Brazil’s currency, for example, is another burgeoning currency and in some respects the darling currency of some international FX traders with their eyes on Latin America. However, to compare the two would be similar to comparing “an apple and a pear”, says Gallo. “Each currency has its own set of fundamental strengths and weaknesses,” he says.
So while South Africa tends to seriously lag behind other countries like Brazil, the latter faces “an overly regulated labor market, an inadequately educated workforce, high tax rates, thick bureaucratic ways and inadequate supply of infrastructure”, to name a few of Brazil’s issues says Gallo.
But broadly speaking in terms of overall development or competitiveness, “Brazil and South Africa are roughly on par,” he says. “Although the chances for policy instability in South Africa are probably a good deal higher than they are in Brazil, leaving room for a potential nasty result for the rand, relative to the Brazilian real.”

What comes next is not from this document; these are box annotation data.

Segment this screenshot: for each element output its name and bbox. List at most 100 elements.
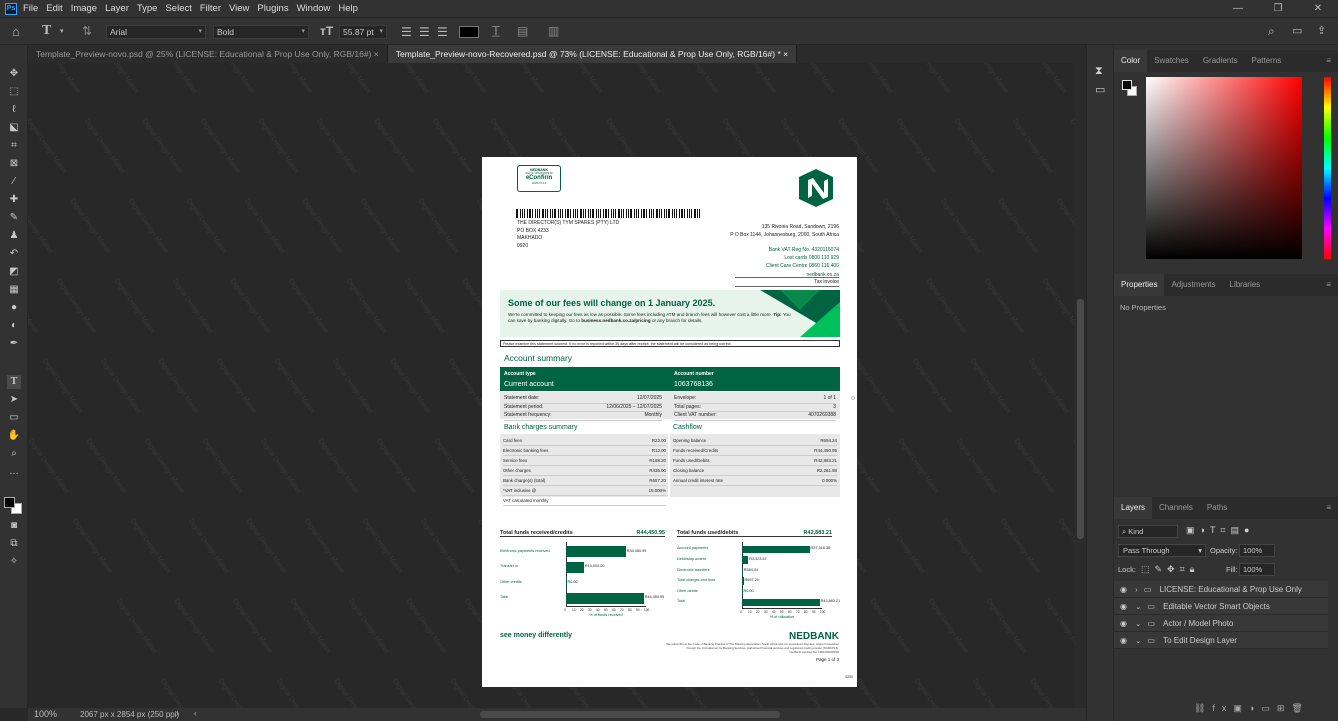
layer-kind-filter[interactable]: ⌕ Kind <box>1118 525 1178 538</box>
lock-icons[interactable]: ⬚✎✥⌗🔒︎ <box>1141 564 1199 575</box>
layer-row[interactable]: ◉ › ▭ LICENSE: Educational & Prop Use On… <box>1114 581 1328 598</box>
chevron-right-icon[interactable]: › <box>1135 587 1137 594</box>
tab-paths[interactable]: Paths <box>1200 497 1234 519</box>
chevron-down-icon[interactable]: ▾ <box>60 25 64 39</box>
eye-icon[interactable]: ◉ <box>1120 602 1127 611</box>
tab-document-1[interactable]: Template_Preview-novo.psd @ 25% (LICENSE… <box>28 45 388 63</box>
menu-filter[interactable]: Filter <box>200 3 221 14</box>
vertical-scrollbar[interactable] <box>1075 63 1086 708</box>
zoom-level[interactable]: 100% <box>34 709 57 719</box>
layer-row[interactable]: ◉ ⌄ ▭ To Edit Design Layer <box>1114 632 1328 649</box>
menu-layer[interactable]: Layer <box>105 3 129 14</box>
menu-type[interactable]: Type <box>137 3 158 14</box>
eraser-tool-icon[interactable]: ◩ <box>7 265 21 279</box>
opacity-field[interactable]: 100% <box>1239 544 1275 557</box>
warp-text-icon[interactable]: T̲ <box>492 24 500 38</box>
character-panel-icon[interactable]: ▤ <box>517 24 528 38</box>
brush-tool-icon[interactable]: ✎ <box>7 211 21 225</box>
tab-swatches[interactable]: Swatches <box>1147 50 1196 72</box>
panel-menu-icon[interactable]: ≡ <box>1319 50 1338 72</box>
eye-icon[interactable]: ◉ <box>1120 619 1127 628</box>
home-icon[interactable]: ⌂ <box>12 25 20 39</box>
zoom-tool-icon[interactable]: ⌕ <box>7 447 21 461</box>
object-select-tool-icon[interactable]: ⬕ <box>7 121 21 135</box>
hue-slider[interactable] <box>1324 77 1331 259</box>
screen-mode-icon[interactable]: ⧉ <box>7 537 21 551</box>
gradient-tool-icon[interactable]: ▦ <box>7 283 21 297</box>
move-tool-icon[interactable]: ✥ <box>7 67 21 81</box>
menu-select[interactable]: Select <box>165 3 191 14</box>
path-select-tool-icon[interactable]: ➤ <box>7 393 21 407</box>
pen-tool-icon[interactable]: ✒ <box>7 337 21 351</box>
tab-color[interactable]: Color <box>1114 50 1148 72</box>
menu-edit[interactable]: Edit <box>46 3 62 14</box>
text-color-swatch[interactable] <box>459 26 479 38</box>
color-picker-field[interactable] <box>1146 77 1302 259</box>
tab-layers[interactable]: Layers <box>1114 497 1153 519</box>
tab-libraries[interactable]: Libraries <box>1223 274 1268 296</box>
blur-tool-icon[interactable]: ● <box>7 301 21 315</box>
panel-menu-icon[interactable]: ≡ <box>1319 497 1338 519</box>
close-window-icon[interactable]: ✕ <box>1298 3 1338 14</box>
font-size-field[interactable]: 55.87 pt ▾ <box>339 25 387 39</box>
menu-plugins[interactable]: Plugins <box>257 3 288 14</box>
more-tools-icon[interactable]: … <box>7 465 21 479</box>
frame-tool-icon[interactable]: ⊠ <box>7 157 21 171</box>
fill-field[interactable]: 100% <box>1239 563 1275 576</box>
horizontal-scroll-thumb[interactable] <box>480 711 780 718</box>
foreground-color-swatch[interactable] <box>4 497 15 508</box>
toggle-orientation-icon[interactable]: ⇅ <box>82 24 92 38</box>
lasso-tool-icon[interactable]: ℓ <box>7 103 21 117</box>
bank-statement-document[interactable]: NEDBANK Reg No 1951/000009/06 eConfirm 2… <box>482 157 857 687</box>
tab-gradients[interactable]: Gradients <box>1196 50 1245 72</box>
layer-filter-icons[interactable]: ▣◑T⌗▤● <box>1186 525 1254 536</box>
align-left-icon[interactable]: ☰ <box>401 25 412 39</box>
menu-help[interactable]: Help <box>338 3 358 14</box>
font-style-select[interactable]: Bold ▾ <box>213 25 309 39</box>
chevron-right-icon[interactable]: › <box>176 709 179 718</box>
close-tab-icon[interactable]: × <box>374 49 379 59</box>
tab-channels[interactable]: Channels <box>1152 497 1200 519</box>
comments-panel-icon[interactable]: ▭ <box>1095 83 1105 96</box>
healing-brush-tool-icon[interactable]: ✚ <box>7 193 21 207</box>
generative-icon[interactable]: ✧ <box>7 555 21 569</box>
scroll-thumb[interactable] <box>1077 299 1084 539</box>
layer-row[interactable]: ◉ ⌄ ▭ Editable Vector Smart Objects <box>1114 598 1328 615</box>
text-cursor-handle[interactable] <box>851 396 855 400</box>
workspace-icon[interactable]: ▭ <box>1292 24 1302 38</box>
eye-icon[interactable]: ◉ <box>1120 636 1127 645</box>
quick-mask-icon[interactable]: ◙ <box>7 519 21 533</box>
search-icon[interactable]: ⌕ <box>1268 24 1275 38</box>
clone-stamp-tool-icon[interactable]: ♟ <box>7 229 21 243</box>
history-brush-tool-icon[interactable]: ↶ <box>7 247 21 261</box>
tab-properties[interactable]: Properties <box>1114 274 1165 296</box>
font-family-select[interactable]: Arial ▾ <box>106 25 206 39</box>
menu-view[interactable]: View <box>229 3 249 14</box>
tab-patterns[interactable]: Patterns <box>1245 50 1289 72</box>
eyedropper-tool-icon[interactable]: ⁄ <box>7 175 21 189</box>
layer-panel-actions[interactable]: ⛓fx▣◑▭⊞🗑︎ <box>1194 703 1310 714</box>
align-center-icon[interactable]: ☰ <box>419 25 430 39</box>
color-foreground-swatch[interactable] <box>1122 80 1132 90</box>
align-right-icon[interactable]: ☰ <box>437 25 448 39</box>
scroll-left-icon[interactable]: ‹ <box>194 709 197 718</box>
restore-icon[interactable]: ❐ <box>1258 3 1298 14</box>
layer-row[interactable]: ◉ ⌄ ▭ Actor / Model Photo <box>1114 615 1328 632</box>
menu-window[interactable]: Window <box>297 3 331 14</box>
blend-mode-select[interactable]: Pass Through ▾ <box>1118 544 1206 557</box>
hand-tool-icon[interactable]: ✋ <box>7 429 21 443</box>
tab-document-2[interactable]: Template_Preview-novo-Recovered.psd @ 73… <box>387 45 798 63</box>
rectangle-tool-icon[interactable]: ▭ <box>7 411 21 425</box>
menu-file[interactable]: File <box>23 3 38 14</box>
type-tool-icon[interactable]: T <box>7 375 21 389</box>
marquee-tool-icon[interactable]: ⬚ <box>7 85 21 99</box>
chevron-down-icon[interactable]: ⌄ <box>1135 621 1141 628</box>
share-icon[interactable]: ⇪ <box>1317 24 1326 38</box>
eye-icon[interactable]: ◉ <box>1120 585 1127 594</box>
history-panel-icon[interactable]: ⧗ <box>1095 65 1103 78</box>
panel-menu-icon[interactable]: ≡ <box>1319 274 1338 296</box>
chevron-down-icon[interactable]: ⌄ <box>1135 638 1141 645</box>
menu-image[interactable]: Image <box>71 3 97 14</box>
commit-icon[interactable]: ▥ <box>548 24 559 38</box>
crop-tool-icon[interactable]: ⌗ <box>7 139 21 153</box>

This, Gallo explains, probably goes a long way in helping to explain why both the rand and real witnessed similar declines versus the U.S.dollar over the May through mid-July period, which encompassed the bulk of the strains in the developing market space. Historically, he says, “the volatilities of each of these currencies have been roughly equal, although the Brazilian real has tended to be higher by a modest amount.”
“I think interest in South Africa and its currency will ultimately grow,” says Gallo. “But there are a number of issues holding the pace of growth back. As the fall in the rand as a result of the Fed scaling back its bond buys clearly demonstrates, South Africa will have to adjust so that its growth and capital inflows are not highly dependent on the availability of cheap global liquidity and sub-par risk premia.”
Currently, the rand is the16th most traded currency in the world, with BIS statistics reporting some $27 billion worth of it handled every day. Roughly 55 percent of the currency trading is done offshore, primarily in London, with around 45 percent onshore, mainly in Johannesburg.
“[The rand] is both an institutional and corporate play,” says Greg Kennelly, a Johannesburg-based currency dealer with South Africa’s Rand Merchant Bank. “The institutional side comes from offshore with international investors very active in South African bonds, equities and derivatives. Real onshore trades come mostly from corporates. Local institutions are still not big plays in the rand, although this should change over time as exchange controls are lifted and as currency hedging becomes the norm.”
So while South Africa has been put into some global investment indices, in most cases it remains classified as an emerging market currency with true upside and long-term potential. Although it is extremely volatile – competing with the Brazilian real to be the most volatile in the world – the main driver of volatility is what happens in the global financial markets, says Kennelly, “because of its high yield nature, the rand tends to follow global risk appetite closely.”